According to Brown and Gilman (1972, p.225), one person may be said to
have power over another in the degree that he is able to control the behavior of the
other. Power is a relationship between at least two persons, and it is nonreciprocal
in the sense that both cannot have power in the same area of behavior. There are
many bases of power-physical strength, wealth, age, sex, and institutionalized role
in the church, the state, the army or within the family.

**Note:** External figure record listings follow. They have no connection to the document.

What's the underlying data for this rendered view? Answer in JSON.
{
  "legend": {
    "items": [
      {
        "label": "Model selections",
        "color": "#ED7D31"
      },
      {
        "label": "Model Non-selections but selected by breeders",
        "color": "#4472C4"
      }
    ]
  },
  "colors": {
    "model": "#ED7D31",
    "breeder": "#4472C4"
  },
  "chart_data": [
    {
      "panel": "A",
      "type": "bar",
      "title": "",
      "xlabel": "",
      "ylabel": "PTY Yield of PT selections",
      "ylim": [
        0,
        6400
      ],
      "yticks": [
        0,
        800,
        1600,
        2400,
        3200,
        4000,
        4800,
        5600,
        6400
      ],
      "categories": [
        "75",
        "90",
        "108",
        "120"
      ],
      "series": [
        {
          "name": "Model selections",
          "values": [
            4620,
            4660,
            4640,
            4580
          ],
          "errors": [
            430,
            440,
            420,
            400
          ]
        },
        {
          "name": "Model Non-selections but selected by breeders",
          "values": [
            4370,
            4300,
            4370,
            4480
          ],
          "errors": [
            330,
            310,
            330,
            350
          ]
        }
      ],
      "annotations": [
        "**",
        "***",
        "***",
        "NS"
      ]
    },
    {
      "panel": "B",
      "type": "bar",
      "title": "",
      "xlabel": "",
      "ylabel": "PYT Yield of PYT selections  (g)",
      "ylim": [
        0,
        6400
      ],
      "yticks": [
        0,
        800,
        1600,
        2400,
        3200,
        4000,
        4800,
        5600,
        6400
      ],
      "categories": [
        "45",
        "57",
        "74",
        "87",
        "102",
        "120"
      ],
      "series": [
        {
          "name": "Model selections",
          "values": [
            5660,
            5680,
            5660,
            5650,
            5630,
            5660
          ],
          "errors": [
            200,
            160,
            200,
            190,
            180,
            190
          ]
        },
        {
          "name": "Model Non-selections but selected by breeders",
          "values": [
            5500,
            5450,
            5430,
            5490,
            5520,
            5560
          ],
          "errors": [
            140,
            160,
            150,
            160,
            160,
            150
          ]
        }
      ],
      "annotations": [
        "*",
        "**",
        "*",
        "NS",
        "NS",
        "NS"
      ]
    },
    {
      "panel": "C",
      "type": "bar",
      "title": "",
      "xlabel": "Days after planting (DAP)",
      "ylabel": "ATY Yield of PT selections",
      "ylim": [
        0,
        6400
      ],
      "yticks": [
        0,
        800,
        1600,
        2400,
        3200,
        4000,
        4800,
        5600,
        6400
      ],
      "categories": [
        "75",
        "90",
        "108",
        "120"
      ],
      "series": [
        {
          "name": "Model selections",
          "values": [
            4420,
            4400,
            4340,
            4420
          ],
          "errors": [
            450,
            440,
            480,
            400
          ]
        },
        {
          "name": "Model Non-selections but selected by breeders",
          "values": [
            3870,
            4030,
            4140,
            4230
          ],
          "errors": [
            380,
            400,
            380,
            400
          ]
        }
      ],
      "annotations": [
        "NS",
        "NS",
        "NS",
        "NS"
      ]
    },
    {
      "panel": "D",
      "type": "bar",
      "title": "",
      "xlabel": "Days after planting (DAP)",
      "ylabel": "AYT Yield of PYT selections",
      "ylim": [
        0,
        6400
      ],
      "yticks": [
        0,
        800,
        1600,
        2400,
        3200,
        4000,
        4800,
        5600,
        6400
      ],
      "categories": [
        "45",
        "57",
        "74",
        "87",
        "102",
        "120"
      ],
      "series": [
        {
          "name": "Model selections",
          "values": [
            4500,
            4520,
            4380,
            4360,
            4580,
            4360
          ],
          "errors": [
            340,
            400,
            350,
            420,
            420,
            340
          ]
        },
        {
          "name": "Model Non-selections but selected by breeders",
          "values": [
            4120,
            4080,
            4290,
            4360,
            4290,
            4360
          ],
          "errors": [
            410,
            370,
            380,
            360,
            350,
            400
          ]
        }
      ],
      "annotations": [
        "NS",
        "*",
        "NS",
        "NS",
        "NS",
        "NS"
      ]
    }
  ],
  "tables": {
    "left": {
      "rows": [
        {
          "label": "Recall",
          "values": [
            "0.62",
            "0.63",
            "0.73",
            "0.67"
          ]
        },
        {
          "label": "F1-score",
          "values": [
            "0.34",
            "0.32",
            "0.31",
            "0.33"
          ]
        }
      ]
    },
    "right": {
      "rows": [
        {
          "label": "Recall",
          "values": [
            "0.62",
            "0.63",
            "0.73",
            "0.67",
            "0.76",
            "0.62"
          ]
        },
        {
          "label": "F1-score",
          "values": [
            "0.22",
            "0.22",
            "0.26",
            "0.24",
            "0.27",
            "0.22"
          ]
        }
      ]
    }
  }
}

However, Cansler and Sstile (1981, pp. 459-460) see P as follows:
A person’s status, or social rank, may be construed both absolutely in a stable social
hierarchy (e.g. an academic department, a business organization, an army, a street
gang, or a neighborhood) and in relation to another member with whom he/she is
currently interacting. Thus one’s relative status is high in a conversation with a
subordinate and low in a conversation with a superior, but one’s absolute status is
the same in both conversations.”
We assume that people implicitly weigh many personal and social factors to
estimate their own and others’ status. Different hierarchies probably use different
weights. For example, among the students and faculty of an academic department,
we would expect age, academic rank (egg. freshman, advanced graduate students,
full professor), academic degree, and knowledge and expertise in that field to be
important determinants, whereas physical size and ancestry might be less important
than in some other settings.”
Clearly, Cansler and Stiles’ (1981) interpretation of power is different from
the other two pairs of authors. While Cansler and Stiles focus on social rank, others
emphasize control of another person’s behavior.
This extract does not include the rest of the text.